Patricia Kaersenhout

Village Uhnu
Creative open art studio
After riding on a jeep’s trunk from Portia Zvavahera’s studio in the countryside nearby Harare, we arrive at the so-called Village Uhnu. Just moving in to their new place, in a residential house of Harare, this art space run by Misheck Masamvu (successful artist represented by the Goodman Gallery in South Africa) and Georgina Maxim (his wife) feels like home. They are using the place to host exhibitions, as well as workshops, art lessons, residencies (and as a participation, the artists invited have to give one of their work in return to support the open art studio as well) and Misheck’s studio as long as he doesn’t need “another place to finish the paintings, with another light and another environment”. In the future, they also want to invest the garden, which is now hosting a container hanging on an iron structure. The idea is to build a terrace, a library, a studio, and a bar, making the place even more friendly and welcoming for artist to experiment and visitors to discover artworks. Regarding to the specific artistic landscape of the city of Harare, and the well-respected work the Delta Gallery is aiming, Village Uhnu intends to be an additional art space and wants to push the artists on more experimental projects and hangings. “Helena and Dereck are the foundation of all the artists in the country” they say (about Delta’s directors), whilst with Uhnu they want to extend the possibilities of experimentation in the area.


Georgina Maxim and Misheck Msamvu, directors of the Village Uhnu Crative Open Art Studio.

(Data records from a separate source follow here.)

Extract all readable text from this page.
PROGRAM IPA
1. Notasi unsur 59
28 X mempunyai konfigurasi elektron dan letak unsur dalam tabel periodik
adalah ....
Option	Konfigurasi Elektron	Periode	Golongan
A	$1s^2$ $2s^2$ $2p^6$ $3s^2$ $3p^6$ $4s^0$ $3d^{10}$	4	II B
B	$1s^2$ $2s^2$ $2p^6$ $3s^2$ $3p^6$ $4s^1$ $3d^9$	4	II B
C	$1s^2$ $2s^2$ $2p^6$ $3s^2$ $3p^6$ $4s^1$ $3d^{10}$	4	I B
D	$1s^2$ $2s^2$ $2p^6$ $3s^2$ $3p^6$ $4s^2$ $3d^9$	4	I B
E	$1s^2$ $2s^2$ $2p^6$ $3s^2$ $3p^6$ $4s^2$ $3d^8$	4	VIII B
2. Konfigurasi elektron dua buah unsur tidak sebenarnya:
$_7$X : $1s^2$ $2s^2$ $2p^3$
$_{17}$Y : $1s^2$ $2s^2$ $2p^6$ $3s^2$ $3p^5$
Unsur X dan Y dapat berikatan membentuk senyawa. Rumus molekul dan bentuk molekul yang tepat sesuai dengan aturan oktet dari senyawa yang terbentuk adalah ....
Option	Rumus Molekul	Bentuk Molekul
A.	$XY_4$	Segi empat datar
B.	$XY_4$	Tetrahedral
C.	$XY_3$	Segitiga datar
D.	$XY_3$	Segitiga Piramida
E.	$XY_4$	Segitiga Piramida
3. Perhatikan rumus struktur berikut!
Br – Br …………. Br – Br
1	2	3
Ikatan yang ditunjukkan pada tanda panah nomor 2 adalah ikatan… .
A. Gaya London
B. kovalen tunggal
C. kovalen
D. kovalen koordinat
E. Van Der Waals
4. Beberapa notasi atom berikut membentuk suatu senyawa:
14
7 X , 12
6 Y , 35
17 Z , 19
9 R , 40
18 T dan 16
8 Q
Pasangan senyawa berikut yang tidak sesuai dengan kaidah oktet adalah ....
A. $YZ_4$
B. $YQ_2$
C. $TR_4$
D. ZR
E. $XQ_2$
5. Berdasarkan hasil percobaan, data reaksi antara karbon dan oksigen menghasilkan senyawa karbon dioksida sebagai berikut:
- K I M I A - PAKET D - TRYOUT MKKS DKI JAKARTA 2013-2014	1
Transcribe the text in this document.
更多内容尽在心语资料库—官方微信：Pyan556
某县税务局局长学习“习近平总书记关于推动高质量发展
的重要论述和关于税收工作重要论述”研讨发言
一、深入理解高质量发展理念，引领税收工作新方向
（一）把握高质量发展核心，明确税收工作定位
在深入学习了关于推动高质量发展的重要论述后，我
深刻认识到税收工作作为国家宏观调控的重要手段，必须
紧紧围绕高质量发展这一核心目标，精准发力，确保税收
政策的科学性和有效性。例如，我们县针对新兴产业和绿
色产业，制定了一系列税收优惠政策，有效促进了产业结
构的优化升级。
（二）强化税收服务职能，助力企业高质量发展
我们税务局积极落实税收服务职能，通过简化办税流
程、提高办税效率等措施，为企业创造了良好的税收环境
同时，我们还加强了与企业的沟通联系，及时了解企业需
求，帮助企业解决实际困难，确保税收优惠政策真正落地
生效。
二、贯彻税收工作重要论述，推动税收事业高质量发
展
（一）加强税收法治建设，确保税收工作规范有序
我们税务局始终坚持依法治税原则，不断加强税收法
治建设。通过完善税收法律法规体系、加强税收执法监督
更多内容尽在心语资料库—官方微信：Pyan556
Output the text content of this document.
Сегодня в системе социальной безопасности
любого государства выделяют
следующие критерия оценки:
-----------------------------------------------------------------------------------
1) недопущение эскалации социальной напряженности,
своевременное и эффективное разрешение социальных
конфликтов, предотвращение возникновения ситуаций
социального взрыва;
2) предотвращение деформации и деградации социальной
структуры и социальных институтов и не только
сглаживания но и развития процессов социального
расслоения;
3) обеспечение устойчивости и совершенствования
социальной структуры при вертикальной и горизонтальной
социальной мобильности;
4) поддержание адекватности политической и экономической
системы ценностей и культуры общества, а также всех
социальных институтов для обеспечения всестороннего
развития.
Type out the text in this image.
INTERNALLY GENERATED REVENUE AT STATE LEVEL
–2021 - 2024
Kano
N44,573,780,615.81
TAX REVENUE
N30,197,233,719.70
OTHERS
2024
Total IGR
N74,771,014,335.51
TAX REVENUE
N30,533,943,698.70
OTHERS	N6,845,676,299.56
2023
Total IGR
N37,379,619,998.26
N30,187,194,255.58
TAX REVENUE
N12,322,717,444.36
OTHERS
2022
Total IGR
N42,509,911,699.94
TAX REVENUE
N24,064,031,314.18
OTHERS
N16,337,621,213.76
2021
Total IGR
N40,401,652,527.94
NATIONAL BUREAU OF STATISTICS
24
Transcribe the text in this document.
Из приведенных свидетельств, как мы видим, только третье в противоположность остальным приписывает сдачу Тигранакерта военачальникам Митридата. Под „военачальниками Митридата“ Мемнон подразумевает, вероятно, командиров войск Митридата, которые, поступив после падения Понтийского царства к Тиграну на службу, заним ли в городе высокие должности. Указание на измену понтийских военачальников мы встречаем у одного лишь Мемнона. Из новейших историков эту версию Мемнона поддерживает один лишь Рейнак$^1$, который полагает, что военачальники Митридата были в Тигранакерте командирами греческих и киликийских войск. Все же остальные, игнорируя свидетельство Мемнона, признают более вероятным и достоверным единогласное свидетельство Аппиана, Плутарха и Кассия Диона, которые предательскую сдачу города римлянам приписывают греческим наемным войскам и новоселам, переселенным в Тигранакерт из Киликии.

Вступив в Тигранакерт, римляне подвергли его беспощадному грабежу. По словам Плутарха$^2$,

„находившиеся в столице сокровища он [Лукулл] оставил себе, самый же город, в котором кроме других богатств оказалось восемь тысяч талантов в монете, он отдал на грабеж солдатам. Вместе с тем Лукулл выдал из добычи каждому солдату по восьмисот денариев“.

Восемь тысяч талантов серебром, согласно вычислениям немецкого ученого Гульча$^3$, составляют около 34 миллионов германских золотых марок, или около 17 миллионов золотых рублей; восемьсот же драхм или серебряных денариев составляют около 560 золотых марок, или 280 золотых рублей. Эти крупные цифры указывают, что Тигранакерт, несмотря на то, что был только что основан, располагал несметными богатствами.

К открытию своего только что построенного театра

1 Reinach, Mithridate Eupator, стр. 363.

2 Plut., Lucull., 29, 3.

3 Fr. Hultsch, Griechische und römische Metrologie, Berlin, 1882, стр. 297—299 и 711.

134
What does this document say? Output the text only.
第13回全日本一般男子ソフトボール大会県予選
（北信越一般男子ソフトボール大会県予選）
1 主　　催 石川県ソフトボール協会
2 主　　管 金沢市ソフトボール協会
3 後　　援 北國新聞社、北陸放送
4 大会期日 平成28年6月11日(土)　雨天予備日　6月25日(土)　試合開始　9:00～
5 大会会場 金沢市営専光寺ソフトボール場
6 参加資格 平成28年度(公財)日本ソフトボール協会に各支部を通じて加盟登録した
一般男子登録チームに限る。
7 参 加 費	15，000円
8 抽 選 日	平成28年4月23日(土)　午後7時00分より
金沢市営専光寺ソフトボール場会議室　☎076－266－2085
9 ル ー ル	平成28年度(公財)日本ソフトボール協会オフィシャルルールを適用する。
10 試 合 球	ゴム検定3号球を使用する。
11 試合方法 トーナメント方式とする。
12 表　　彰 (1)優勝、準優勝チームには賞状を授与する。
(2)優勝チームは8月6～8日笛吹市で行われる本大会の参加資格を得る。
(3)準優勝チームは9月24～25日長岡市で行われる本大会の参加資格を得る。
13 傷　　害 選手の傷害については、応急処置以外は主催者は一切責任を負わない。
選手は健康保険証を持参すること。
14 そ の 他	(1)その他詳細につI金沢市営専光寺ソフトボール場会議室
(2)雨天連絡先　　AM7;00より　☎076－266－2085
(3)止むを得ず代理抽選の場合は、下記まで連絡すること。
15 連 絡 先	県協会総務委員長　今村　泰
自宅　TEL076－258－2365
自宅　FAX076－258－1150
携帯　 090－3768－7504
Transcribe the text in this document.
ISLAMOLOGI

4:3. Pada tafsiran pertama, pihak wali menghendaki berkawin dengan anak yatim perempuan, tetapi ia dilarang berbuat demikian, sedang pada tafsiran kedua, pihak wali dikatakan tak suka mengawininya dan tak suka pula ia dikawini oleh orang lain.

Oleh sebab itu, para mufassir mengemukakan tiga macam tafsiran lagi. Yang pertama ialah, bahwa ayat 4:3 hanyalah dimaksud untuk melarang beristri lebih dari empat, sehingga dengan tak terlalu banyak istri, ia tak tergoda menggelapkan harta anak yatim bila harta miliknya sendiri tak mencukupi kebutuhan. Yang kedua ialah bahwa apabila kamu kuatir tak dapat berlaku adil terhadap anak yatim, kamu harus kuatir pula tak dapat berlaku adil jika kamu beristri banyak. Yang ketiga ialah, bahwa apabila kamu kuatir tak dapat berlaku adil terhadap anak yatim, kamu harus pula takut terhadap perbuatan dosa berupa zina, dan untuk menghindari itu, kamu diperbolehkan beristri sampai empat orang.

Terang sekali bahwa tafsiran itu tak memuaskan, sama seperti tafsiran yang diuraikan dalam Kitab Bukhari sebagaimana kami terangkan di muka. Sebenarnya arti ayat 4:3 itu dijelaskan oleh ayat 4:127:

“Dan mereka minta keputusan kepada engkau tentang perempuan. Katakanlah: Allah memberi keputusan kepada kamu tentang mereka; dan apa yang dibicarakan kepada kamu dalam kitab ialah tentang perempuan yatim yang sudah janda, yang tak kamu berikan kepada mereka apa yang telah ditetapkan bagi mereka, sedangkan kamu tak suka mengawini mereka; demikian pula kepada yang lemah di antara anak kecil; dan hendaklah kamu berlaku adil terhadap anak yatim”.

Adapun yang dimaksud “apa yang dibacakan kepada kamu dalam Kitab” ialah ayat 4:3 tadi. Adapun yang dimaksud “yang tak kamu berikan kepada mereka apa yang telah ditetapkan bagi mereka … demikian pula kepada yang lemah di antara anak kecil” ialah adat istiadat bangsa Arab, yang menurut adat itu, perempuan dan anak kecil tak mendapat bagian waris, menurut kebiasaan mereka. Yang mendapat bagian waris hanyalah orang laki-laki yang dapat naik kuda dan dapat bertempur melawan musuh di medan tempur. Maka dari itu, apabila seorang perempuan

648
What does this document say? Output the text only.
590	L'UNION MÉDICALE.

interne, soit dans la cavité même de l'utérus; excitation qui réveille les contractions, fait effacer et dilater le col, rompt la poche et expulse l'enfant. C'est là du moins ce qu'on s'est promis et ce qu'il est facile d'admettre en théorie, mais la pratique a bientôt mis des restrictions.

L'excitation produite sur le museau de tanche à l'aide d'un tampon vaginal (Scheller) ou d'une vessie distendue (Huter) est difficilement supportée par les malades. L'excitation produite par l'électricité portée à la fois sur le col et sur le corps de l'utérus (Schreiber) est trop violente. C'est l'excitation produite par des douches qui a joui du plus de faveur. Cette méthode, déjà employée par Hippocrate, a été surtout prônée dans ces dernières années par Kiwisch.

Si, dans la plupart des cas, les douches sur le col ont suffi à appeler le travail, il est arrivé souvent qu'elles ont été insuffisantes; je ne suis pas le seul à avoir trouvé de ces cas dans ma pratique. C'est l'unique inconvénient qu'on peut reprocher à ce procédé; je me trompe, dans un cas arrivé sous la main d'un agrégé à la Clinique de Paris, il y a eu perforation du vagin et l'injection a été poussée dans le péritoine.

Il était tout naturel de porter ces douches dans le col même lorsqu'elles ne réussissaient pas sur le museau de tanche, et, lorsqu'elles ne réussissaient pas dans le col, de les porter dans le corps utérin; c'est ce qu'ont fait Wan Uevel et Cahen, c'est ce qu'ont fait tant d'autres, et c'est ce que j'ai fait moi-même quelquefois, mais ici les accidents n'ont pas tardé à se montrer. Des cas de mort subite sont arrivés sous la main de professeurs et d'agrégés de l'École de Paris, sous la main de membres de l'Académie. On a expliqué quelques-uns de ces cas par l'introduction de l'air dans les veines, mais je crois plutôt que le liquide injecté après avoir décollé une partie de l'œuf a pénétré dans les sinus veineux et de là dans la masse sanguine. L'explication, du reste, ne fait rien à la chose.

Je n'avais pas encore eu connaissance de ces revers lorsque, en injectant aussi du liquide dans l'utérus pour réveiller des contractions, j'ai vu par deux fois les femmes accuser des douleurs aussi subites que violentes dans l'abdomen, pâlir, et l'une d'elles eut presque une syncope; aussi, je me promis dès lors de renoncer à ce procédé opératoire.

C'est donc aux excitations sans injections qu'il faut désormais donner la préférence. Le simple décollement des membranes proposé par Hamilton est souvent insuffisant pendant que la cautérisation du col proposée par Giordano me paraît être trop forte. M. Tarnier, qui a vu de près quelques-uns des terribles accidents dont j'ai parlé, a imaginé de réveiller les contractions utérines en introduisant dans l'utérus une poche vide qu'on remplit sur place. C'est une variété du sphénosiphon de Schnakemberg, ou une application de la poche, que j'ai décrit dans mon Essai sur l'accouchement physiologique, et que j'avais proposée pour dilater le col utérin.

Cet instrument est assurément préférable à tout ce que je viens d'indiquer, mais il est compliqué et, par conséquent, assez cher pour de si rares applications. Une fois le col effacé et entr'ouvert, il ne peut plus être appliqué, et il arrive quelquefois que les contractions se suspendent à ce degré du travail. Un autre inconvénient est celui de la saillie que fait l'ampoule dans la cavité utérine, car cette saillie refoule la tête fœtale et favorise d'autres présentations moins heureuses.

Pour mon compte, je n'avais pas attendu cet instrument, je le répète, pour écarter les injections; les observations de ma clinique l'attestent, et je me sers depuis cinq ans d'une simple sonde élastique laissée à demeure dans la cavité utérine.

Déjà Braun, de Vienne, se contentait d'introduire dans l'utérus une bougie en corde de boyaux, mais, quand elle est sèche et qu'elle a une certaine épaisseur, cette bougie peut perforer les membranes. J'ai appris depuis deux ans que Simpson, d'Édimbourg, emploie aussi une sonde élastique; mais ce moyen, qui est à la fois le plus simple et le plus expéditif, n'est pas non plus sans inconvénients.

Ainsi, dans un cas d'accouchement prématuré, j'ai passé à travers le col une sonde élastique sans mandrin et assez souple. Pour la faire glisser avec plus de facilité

After the warmest welcome and around a delicious meal shared together, we discover the practice of Tawanda Takura, Evans Tinashe Mutenga and Epheas Maposa who we also have the chance to meet and talk to. When the first one uses trash (especially cigarette butts) and found objects from the street to build figurative sculptures, the second creates aleatory paintings on carton superimposing them and then snatching the multiples layers. The third, Epheas, uses the canvas as a way to condense several elements of the condition of life in Zimbabwe, and the composition of the paintings is particularly balanced. Feeling the atmosphere of Harare, and also the lack of facilities for the artists to be able to work, one can also relate these works to this specific context. Found objects reveals their poetic meaning, while an iconoclastic approach reminds of the publicity or propaganda imposed in the streets, and of gestures of vandalism being badly seen.

Village Uhnu depends mostly on selling the artworks of the artists they present, and the directors invest all their energy and dedication to be able to propose this space as an experimental place for the artists who want to benefit from it.
“Philosophically, the term Hunhu or Ubuntu emphasizes the importance of a group or community. The term finds a clear expression in the Nguni/Ndebele phrase: umuntu ngumuntu ngabantu (a person is a person through other persons)”. Misheck and Georgina, trying to distant themselves from the indivual approach in the artfield, definitely are building a community of solidarity in the arts around their place, and hopefully will acquire the building in the future.


Tawanda Takura “Junky II” 2018 mixed media/found objects


Evans Tinashe Mutenga paints, addition the works, pasting them one on another, and then snatches it, revealing aleatory compositions.


Epheas Maposa creates figurative paintings in which the question of composition in preeminent.